Tip Drill: Enough checkers, let's play chess

Scott Pianowski

Looking to keep the momentum going from our runaway-freight-train rollout, we're back with Day 2 of the summer-long Tip Drill, your quick stop for a daily bite-size tip. Dig what's here? Great. Not your speed? No worries - you're free to go back to your CFL Handicapping seminar. Now, on with the tippage . . .

Fantasy Football has more luck in it than any other major fantasy game. It's a dirty little secret of sorts, not always talked about, but it's out there. Baseball, hockey and basketball seasons run on forever, use a lot of players, and give us tons of data points to normalize the results. Football is a game of the short run and goofy bounces, where the office secretary might win the whole enchilada because of accidental clicks on Adrian Peterson and Randy Moss.

It doesn't mean we have to like it or accept it, of course. There are ways for smart guys to shift the balance back in their favor, and that's our topic for today. Forget pandering to the lowest-common denominator; let's subtly change our leagues so that talent is rewarded. Today's minor tweaks give sharp players like you a better chance at tomorrow's ring.

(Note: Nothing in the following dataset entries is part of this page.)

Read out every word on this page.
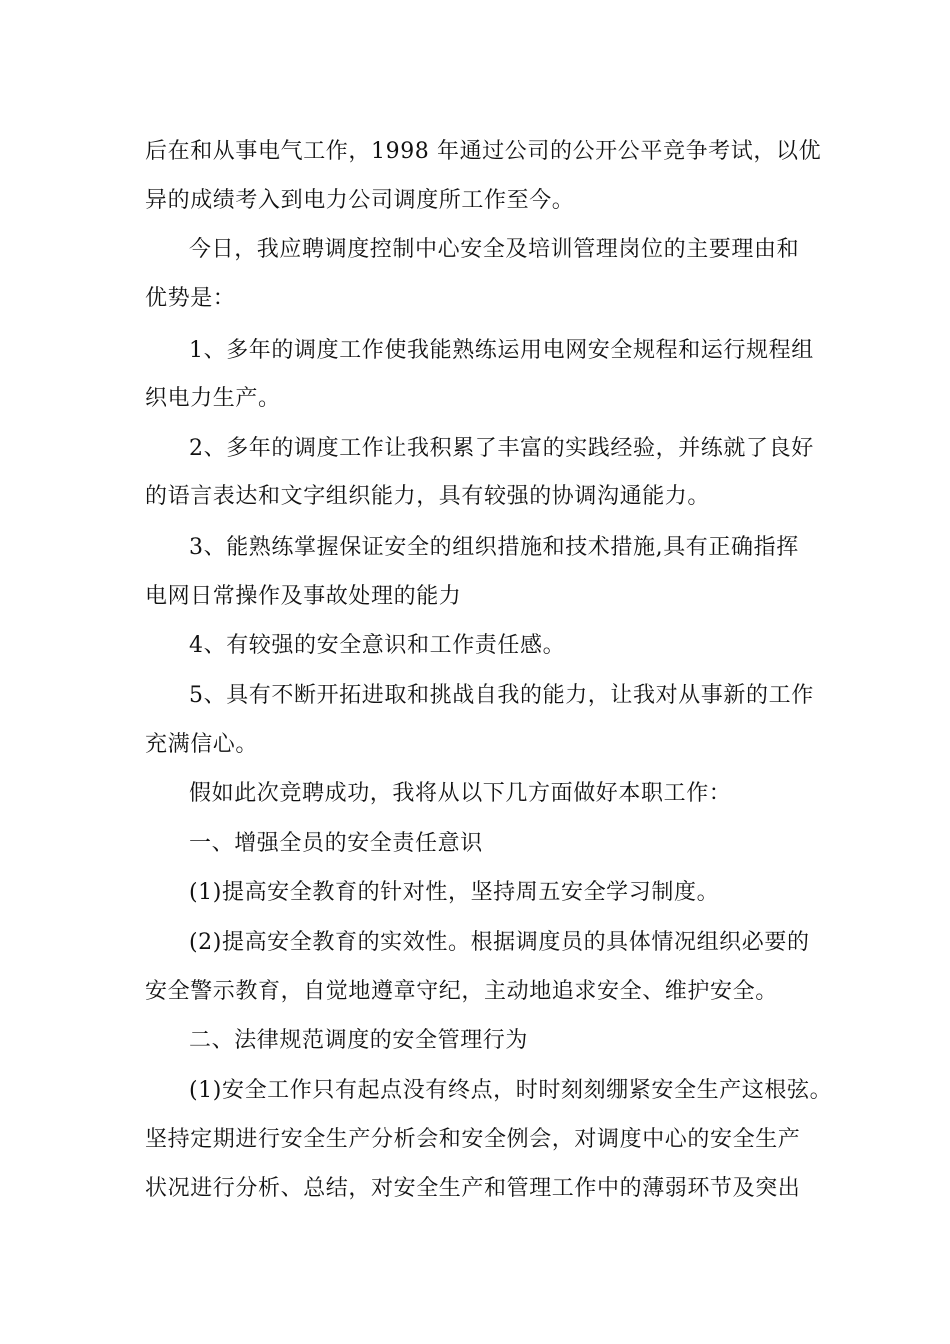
后在和从事电气工作，1998 年通过公司的公开公平竞争考试，以优
异的成绩考入到电力公司调度所工作至今。
今日，我应聘调度控制中心安全及培训管理岗位的主要理由和
优势是：
1、多年的调度工作使我能熟练运用电网安全规程和运行规程组
织电力生产。
2、多年的调度工作让我积累了丰富的实践经验，并练就了良好
的语言表达和文字组织能力，具有较强的协调沟通能力。
3、能熟练掌握保证安全的组织措施和技术措施,具有正确指挥
电网日常操作及事故处理的能力
4、有较强的安全意识和工作责任感。
5、具有不断开拓进取和挑战自我的能力，让我对从事新的工作
充满信心。
假如此次竞聘成功，我将从以下几方面做好本职工作：
一、增强全员的安全责任意识
(1)提高安全教育的针对性，坚持周五安全学习制度。
(2)提高安全教育的实效性。根据调度员的具体情况组织必要的
安全警示教育，自觉地遵章守纪，主动地追求安全、维护安全。
二、法律规范调度的安全管理行为
(1)安全工作只有起点没有终点，时时刻刻绷紧安全生产这根弦。
坚持定期进行安全生产分析会和安全例会，对调度中心的安全生产
状况进行分析、总结，对安全生产和管理工作中的薄弱环节及突出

Consider any and all of these adjustments to your league:

Start More Players

This should be an easy sell to fantasy players anyway, because more starters leads to more action, and that means more fun. But the sharpies in the crowd especially like it because it lessens the impact any one player can make, good or bad. You want more results in your league, not less. One hit on draft day should not make you an auto-contender, and one major injury shouldn't kill your season. The more players you add to the starting mix, the less volatility in our exercise.

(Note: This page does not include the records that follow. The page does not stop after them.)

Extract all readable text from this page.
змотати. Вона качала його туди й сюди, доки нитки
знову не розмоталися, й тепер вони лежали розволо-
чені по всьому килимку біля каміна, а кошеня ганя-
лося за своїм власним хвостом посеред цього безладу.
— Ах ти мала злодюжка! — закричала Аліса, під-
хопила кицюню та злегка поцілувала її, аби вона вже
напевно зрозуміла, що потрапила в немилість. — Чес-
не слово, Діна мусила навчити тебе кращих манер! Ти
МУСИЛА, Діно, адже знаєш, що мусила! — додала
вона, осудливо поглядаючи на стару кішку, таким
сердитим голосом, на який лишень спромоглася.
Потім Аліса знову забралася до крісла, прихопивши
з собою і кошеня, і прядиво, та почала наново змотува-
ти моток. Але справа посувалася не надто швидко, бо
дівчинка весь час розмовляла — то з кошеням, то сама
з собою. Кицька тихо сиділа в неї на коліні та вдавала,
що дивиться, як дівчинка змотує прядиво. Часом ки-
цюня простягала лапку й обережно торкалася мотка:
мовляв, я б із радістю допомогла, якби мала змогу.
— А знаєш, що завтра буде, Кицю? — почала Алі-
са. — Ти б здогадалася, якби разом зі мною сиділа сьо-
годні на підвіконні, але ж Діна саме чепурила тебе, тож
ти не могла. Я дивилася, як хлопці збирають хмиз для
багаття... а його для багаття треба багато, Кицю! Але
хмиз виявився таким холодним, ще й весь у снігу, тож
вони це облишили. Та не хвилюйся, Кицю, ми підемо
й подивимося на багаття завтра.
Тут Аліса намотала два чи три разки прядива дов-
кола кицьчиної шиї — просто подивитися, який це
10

Where to start? You can pretty much always add another starting receiver and the NFL's depth will support it. Flex players? I'm on board. If you've got 10 owners or less, I strongly urge multiple starters at QB. Once you start playing this way, it's hard to shift back - you'll be more invested in every Sunday. Forget mirroring the shape of a real NFL roster; let's get more players into our fantasy world.


More Rewards for Total Points

Head-to-head might be more fun, but total points is definitely more fair. Find a happy medium between the two. Consider weekly or seasonal prizes for the highest-scoring teams. Let "points for" determine the final playoff spot or two. Every league seems to offer a bad-beat story where a very high-scoring team finishes with a losing record because its virtual fantasy defense can't stop anyone. That's not skill, that's randomness. Total points tell a truer story.


Add Skill to the Free-Agent Chase

Many leagues still divvy up free agents with the "worst is first" model, and I don't know many sharpies who care for it. Why give a reward for having a bad team? Aren't you sick of never having a cushy free-agent slot in the middle of the year because your team is usually good?

I prefer a FAAB system for free-agent divvy-up, a blind-bidding tool which requires owners to handle a season-long budget and make strategic decisions. If you're not ready for something that involved, at least put waiver priority on your free-agent slots so the same crummy teams can't get pick of the litter every week.


Trim the Bench Spots

One of my favorite private leagues requires us to start jumbo rosters every Sunday, but with a very slim taxi squad. It's a challenge to handle week-to-week maintenance because good players will inevitably be cut, especially during the bye-week season. More critical decisions to make, more tricky calls to decide on? That's what the sharp owner should want. (Tied to this point, you'll notice that the "donators" in most leagues absolutely hate the bye-week season. Tricky decisions, deep scouting required? That's not their game. And when you force them into that element, plenty of leaky decisions will follow.)


Move up the Draft Date

A decent chunk of the fantasy community, novices and experts alike, hates this idea. Okay, we all fear late-August injuries, those hit hard. But give me one additional reason why an early-August draft is such a bad concept?

I prefer an early start because it allows for more speculation and uncertainty; it gives us more ways to out-project our opponents. The donator needs everything spelled out for him (position battles, new offensive schemes, etc) before he's comfortable dipping his toes in the water. The sharpie can connect the dots on his own, can see patterns before his opponents, can figure out the lay of the land before the common guy. Why wait for the answer key to come out in late August? I say you draft sometime in the next two weeks, confident that you'll be able to out-speculate the other guys in the room.


Switch to an Auction

Okay, they take a lot longer than common drafts and there are some logistical issues with them, true enough (though the internet has caught up in recent years - thanks, Fantasy Auctioneer). But auctions are also more fair, more interesting, more dynamic - and more challenging. The donators want to forever play checkers, keep the rules basic and simple. See if you can slide them over to the chessboard, and watch your EV increase.

These are just a few ideas on a theme, I know there are many others. How do you reduce the volatility in your league? What's your pet format? How can we make Fantasy Football a better game?